Blur Detection Of Image Using OpenCV
Solution 1:
I may be late to answer this one, but here is one potential approach. The blur_detector library in pypi can be used to identify regions in an image which are sharp vs blurry. Here is the paper on which the library is created: https://arxiv.org/pdf/1703.07478.pdf
The way this library operates is that it looks at every pixel in the image at multiple scales and performs the discrete cosine transform at each scale. These DCT coefficients are then filtered such that we only use the high frequency
coefficients. All the high frequency
DCT coefficients at multiple scales are then fused together and sorted to form the multiscale-fused and sorted high-frequency transform coefficients
A subset of these sorted coefficients is selected. This is a tunable parameter and user can experiment with it based on the application. The output of the selected DCT coefficients is then sent through a max pooling to retain the maximum activation at multiple scales. This makes the algorithm quite robust to detect blurry areas in an image.
Here are the results that I see on the images that you have provided in the question:
Note: I have used a face detector from the default cascade_detectors in opencv to select a region of interest. the output of these two approaches (spatial blur detection + face detection) can be used to get the sharpness map in the image.
Here we can see that in the sharp images, the intensity of the pixels in the eyes region is very high, whereas for the blurry image, it is low.
You can threshold this to identify which images are sharp and which images are blurry.
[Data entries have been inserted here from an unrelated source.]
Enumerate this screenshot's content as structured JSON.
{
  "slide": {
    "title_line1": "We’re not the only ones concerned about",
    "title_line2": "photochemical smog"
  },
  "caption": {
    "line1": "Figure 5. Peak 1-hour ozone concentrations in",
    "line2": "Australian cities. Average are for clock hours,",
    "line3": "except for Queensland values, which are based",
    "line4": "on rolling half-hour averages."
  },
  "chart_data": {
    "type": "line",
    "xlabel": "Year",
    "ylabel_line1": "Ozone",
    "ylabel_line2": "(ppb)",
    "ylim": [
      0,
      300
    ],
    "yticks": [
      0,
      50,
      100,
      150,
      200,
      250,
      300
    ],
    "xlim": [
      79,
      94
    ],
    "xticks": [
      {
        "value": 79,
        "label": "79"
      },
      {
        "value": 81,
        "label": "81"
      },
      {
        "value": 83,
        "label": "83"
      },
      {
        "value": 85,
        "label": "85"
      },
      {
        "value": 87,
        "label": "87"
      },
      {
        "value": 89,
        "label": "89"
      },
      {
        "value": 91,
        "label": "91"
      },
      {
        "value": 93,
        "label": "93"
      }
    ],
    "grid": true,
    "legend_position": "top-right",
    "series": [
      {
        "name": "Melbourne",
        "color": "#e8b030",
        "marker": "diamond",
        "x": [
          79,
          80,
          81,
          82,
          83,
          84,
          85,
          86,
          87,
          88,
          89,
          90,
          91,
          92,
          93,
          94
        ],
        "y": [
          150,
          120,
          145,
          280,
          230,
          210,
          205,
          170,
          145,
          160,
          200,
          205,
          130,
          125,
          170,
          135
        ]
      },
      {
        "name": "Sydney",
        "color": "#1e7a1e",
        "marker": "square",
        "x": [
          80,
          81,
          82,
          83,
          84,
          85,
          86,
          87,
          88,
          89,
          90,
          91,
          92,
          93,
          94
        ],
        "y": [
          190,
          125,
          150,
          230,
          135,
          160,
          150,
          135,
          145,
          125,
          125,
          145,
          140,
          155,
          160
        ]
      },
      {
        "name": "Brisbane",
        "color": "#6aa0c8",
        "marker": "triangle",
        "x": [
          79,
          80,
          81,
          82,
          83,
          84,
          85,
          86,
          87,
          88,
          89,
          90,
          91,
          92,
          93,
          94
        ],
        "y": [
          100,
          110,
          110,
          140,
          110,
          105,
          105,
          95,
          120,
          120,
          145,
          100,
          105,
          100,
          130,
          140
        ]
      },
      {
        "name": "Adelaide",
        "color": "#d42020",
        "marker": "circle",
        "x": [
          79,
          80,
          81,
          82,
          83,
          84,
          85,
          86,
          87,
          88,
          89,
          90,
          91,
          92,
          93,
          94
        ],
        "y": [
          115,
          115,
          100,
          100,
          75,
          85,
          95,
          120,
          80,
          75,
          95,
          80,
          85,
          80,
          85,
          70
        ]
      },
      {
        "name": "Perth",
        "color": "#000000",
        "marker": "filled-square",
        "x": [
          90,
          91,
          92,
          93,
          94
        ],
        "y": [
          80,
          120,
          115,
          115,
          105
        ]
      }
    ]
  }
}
Here is the code snippet which generated the above results:
pip install blur_detector
import blur_detector
import cv2
if __name__ == '__main__':
face_cascade = cv2.CascadeClassifier('cv2/data/haarcascade_frontalface_default.xml')
img = cv2.imread('1.png', 0)
blur_map1 = blur_detector.detectBlur(img, downsampling_factor=1, num_scales=3, scale_start=1)
faces = face_cascade.detectMultiScale(img, 1.1, 4)
for (x, y, w, h) in faces:
cv2.rectangle(blur_map1, (x, y), (x + w, y + h), (255, 0, 0), 2)
img = cv2.imread('2.png', 0)
blur_map2 = blur_detector.detectBlur(img, downsampling_factor=1, num_scales=3, scale_start=1)
faces = face_cascade.detectMultiScale(img, 1.1, 4)
for (x, y, w, h) in faces:
cv2.rectangle(blur_map2, (x, y), (x + w, y + h), (255, 0, 0), 2)
img = cv2.imread('3.png', 0)
blur_map3 = blur_detector.detectBlur(img, downsampling_factor=1, num_scales=3, scale_start=1)
faces = face_cascade.detectMultiScale(img, 1.1, 4)
for (x, y, w, h) in faces:
cv2.rectangle(blur_map3, (x, y), (x + w, y + h), (255, 0, 0), 2)
cv2.imshow('a', blur_map1)
cv2.imshow('b', blur_map2)
cv2.imshow('c', blur_map3)
cv2.waitKey(0)
To understand the details about the algorithm regarding the blur detector, please take a look at this github page: https://github.com/Utkarsh-Deshmukh/Spatially-Varying-Blur-Detection-python
Solution 2:
You can try to define a threshold as float, so for every result falling under the threshold == blurry. But if the pixel images shows very high every time, even if not blurry, you could check for another value that is very high. Another way might be to detect focus of the picture.